Solve $(1+x)y’=y$ by power series. $$$$Start with $y$ and $y’$:
$y=a_0+a_1x+a_2x^2+a_3x^3+…+a_nx^n$
$y’=a_1+2a_2x+3a_3x^2+…+na_nx^{n-1}$
Then $(1+x)y’=a_1(1+x)+2a_2(1+x)x+3a_3(1+x)x^2+…+na_n(1+x)x^{n-1}$
Then $(1+x)y’-y=[a_1(1+x)+2a_2(1+x)x+3a_3(1+x)x^2+…+na_n(1+x)x^{n-1}]-[a_0+a_1x+a_2x^2+a_3x^3+…+a_nx^n]=0$ $$$$$\implies [a_1+a_1x+2a_2x+2a_2x^2+3a_3x^2+3a_3x^3+…+(na_n+na_nx^n)]-[a_0+a_1x+a_2x^2+a_3x^3+…+a_nx^n]=0$$$$$$(a_1-a_0)+(a_1+2a+2-a_1)x+(2a_2+3a_3-a_2)x^2+(3a_3+a_3)x^3+…+=0$
I’m missing the trick when equating terms.
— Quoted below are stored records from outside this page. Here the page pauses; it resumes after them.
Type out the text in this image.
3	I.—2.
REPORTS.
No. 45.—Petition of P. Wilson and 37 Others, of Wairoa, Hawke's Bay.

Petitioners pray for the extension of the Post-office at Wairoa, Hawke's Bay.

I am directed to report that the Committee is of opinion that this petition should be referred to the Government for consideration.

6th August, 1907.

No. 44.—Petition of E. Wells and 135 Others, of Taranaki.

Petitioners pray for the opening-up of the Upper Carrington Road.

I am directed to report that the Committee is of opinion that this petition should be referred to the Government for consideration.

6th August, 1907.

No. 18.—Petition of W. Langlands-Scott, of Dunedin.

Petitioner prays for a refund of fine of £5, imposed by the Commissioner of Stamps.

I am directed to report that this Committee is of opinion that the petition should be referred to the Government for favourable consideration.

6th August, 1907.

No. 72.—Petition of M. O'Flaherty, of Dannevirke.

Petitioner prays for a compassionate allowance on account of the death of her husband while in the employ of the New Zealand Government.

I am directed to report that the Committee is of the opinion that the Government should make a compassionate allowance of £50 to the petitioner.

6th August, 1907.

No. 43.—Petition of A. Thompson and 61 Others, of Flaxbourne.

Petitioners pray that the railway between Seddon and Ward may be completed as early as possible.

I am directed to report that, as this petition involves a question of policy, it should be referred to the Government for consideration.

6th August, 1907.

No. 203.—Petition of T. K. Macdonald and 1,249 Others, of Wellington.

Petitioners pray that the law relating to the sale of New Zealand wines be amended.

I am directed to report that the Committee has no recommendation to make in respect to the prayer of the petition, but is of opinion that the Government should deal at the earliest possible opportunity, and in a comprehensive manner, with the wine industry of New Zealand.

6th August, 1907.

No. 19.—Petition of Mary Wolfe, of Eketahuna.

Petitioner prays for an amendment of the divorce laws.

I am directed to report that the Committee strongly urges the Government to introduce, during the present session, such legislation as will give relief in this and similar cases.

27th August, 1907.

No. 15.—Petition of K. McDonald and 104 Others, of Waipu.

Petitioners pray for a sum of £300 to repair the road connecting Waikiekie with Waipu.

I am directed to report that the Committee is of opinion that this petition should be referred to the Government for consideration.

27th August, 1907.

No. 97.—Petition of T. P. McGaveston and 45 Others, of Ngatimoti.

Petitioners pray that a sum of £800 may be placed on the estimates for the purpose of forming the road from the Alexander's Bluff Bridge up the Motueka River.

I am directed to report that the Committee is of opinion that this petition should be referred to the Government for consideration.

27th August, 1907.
Any help would be appreciated!
Best Answer
Are you required to "use series"? Here's a very quick solution. Rewrite it as $$ \frac{y'}{y} = \frac{1}{1+x}. $$ Note that $$ \frac{y'}{y} = \frac{d\phantom{x}}{dx}\ln(y) $$ and $$ \frac{1}{1+x} = \frac{d\phantom{x}}{dx}\ln(1+x). $$ Integrating gives $$ \ln(y) = \ln(1+x) + C. $$ Therefore $y=c(1+x)$.